Crise no transporte público paralisa frota de ônibus em Rio Branco
A crise no transporte coletivo de Rio Branco atingiu um novo patamar nesta quarta-feira, 22 de maio, quando motoristas decidiram paralisar totalmente a circulação de ônibus na capital acreana. A ação, motivada pela cobrança de salários e benefícios atrasados, escancarou um cenário de instabilidade que vem se agravando há meses, afetando diretamente milhares de passageiros que dependem do serviço.
Impacto imediato na população
Com a paralisação, o Terminal Urbano amanheceu vazio, forçando muitos usuários a recorrerem a alternativas particulares para seus deslocamentos. Dados revelam que, somente entre os dias 1º e 17 de abril, mais de 490 mil passageiros utilizaram o transporte coletivo na capital, destacando a dimensão do problema. A Empresa Ricco Transportes e Turismo, responsável pela operação emergencial do sistema, atribui a situação a uma combinação de fatores financeiros e administrativos.

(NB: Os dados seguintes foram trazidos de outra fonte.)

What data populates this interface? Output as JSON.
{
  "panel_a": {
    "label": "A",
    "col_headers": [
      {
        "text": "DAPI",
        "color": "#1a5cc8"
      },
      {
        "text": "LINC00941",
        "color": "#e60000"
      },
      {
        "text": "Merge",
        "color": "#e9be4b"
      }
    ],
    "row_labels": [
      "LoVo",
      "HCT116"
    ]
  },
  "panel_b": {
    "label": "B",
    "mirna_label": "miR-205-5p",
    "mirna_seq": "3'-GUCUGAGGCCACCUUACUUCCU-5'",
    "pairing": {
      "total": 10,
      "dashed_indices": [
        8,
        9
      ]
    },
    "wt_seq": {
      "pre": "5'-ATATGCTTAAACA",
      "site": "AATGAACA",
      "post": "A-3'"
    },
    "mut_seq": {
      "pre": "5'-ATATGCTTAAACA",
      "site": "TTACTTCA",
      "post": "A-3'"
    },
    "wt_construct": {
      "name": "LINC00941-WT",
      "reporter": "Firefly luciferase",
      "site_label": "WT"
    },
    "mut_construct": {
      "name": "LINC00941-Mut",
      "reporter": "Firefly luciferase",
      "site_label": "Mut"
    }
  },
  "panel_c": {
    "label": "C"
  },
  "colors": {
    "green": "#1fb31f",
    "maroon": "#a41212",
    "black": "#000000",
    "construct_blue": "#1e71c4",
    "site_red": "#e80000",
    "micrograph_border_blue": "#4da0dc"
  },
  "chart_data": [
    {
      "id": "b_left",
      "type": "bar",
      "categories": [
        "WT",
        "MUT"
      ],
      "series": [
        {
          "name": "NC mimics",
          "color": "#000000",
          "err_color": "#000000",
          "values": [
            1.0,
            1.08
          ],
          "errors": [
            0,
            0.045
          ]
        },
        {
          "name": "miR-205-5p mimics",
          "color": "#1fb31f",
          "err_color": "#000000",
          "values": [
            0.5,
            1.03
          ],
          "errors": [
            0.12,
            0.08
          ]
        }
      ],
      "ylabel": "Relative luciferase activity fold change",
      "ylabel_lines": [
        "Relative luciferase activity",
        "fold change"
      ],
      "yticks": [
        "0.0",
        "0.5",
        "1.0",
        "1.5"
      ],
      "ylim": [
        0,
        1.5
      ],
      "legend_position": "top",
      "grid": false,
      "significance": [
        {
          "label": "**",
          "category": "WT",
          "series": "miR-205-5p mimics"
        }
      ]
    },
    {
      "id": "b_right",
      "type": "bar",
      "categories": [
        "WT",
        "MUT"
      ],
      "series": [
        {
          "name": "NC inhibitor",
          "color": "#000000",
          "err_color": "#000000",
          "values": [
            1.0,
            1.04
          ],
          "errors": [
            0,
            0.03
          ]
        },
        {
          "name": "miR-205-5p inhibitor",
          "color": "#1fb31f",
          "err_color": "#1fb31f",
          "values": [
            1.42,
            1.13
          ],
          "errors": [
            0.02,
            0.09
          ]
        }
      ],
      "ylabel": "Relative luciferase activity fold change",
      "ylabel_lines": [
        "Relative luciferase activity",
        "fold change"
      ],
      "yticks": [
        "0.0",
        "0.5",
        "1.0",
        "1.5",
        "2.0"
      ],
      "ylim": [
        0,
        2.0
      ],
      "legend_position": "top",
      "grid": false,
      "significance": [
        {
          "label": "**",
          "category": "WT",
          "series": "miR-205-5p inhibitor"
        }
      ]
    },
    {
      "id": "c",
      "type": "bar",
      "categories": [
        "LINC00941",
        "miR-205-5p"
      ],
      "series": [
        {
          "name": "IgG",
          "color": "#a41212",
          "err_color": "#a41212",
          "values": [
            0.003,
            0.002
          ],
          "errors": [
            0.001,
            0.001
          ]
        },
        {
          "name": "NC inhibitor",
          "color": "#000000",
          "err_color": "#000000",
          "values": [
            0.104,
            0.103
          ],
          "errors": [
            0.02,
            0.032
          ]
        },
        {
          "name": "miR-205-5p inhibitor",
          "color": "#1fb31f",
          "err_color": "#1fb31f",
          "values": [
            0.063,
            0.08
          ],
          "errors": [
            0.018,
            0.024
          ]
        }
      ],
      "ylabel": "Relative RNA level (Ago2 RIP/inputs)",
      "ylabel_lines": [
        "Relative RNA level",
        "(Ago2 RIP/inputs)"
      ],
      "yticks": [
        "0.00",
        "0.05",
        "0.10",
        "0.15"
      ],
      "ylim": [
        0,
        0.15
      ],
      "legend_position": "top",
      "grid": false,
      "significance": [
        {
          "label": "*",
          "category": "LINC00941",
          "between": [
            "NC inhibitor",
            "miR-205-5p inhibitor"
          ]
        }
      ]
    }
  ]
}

Análise financeira da empresa
Em documento obtido, a Ricco detalha que, entre 1º e 20 de abril, arrecadou cerca de R$ 2,8 milhões, somando receitas de bilhetagem, subsídios e outros repasses. No entanto, as despesas no mesmo período chegaram a R$ 2,9 milhões, resultando em um déficit aproximado de R$ 64 mil. Os principais custos incluem combustível (R$ 1,15 milhão), peças e manutenção (R$ 481 mil), além de encargos trabalhistas e impostos.
A empresa aponta que o saldo negativo impediu o pagamento de despesas essenciais, com valores em aberto ultrapassando R$ 1,5 milhão. Isso abrange salários (R$ 574 mil), vale-alimentação (R$ 348 mil), rescisões e outros custos operacionais. Além disso, a Ricco sustenta que apenas 53,5% dos passageiros pagam a tarifa integral de R$ 3,50, enquanto 23,4% são estudantes com meia-passagem e 23,1% utilizam o sistema gratuitamente, o que reduz significativamente a receita.
Defasagem tarifária e repasses públicos
A empresa alega que a defasagem da tarifa, sem reajuste desde 2022, combinada com o aumento nos custos operacionais e a ausência de repasses integrais por parte da prefeitura, especialmente para gratuidades e meia-passagem estudantil, agrava a crise. Segundo a Ricco, a prefeitura repassou cerca de R$ 1,8 milhão em subsídios no período analisado, mas o valor devido, com base na tarifa técnica, seria de R$ 4,4 milhões, gerando uma diferença de aproximadamente R$ 1,5 milhão.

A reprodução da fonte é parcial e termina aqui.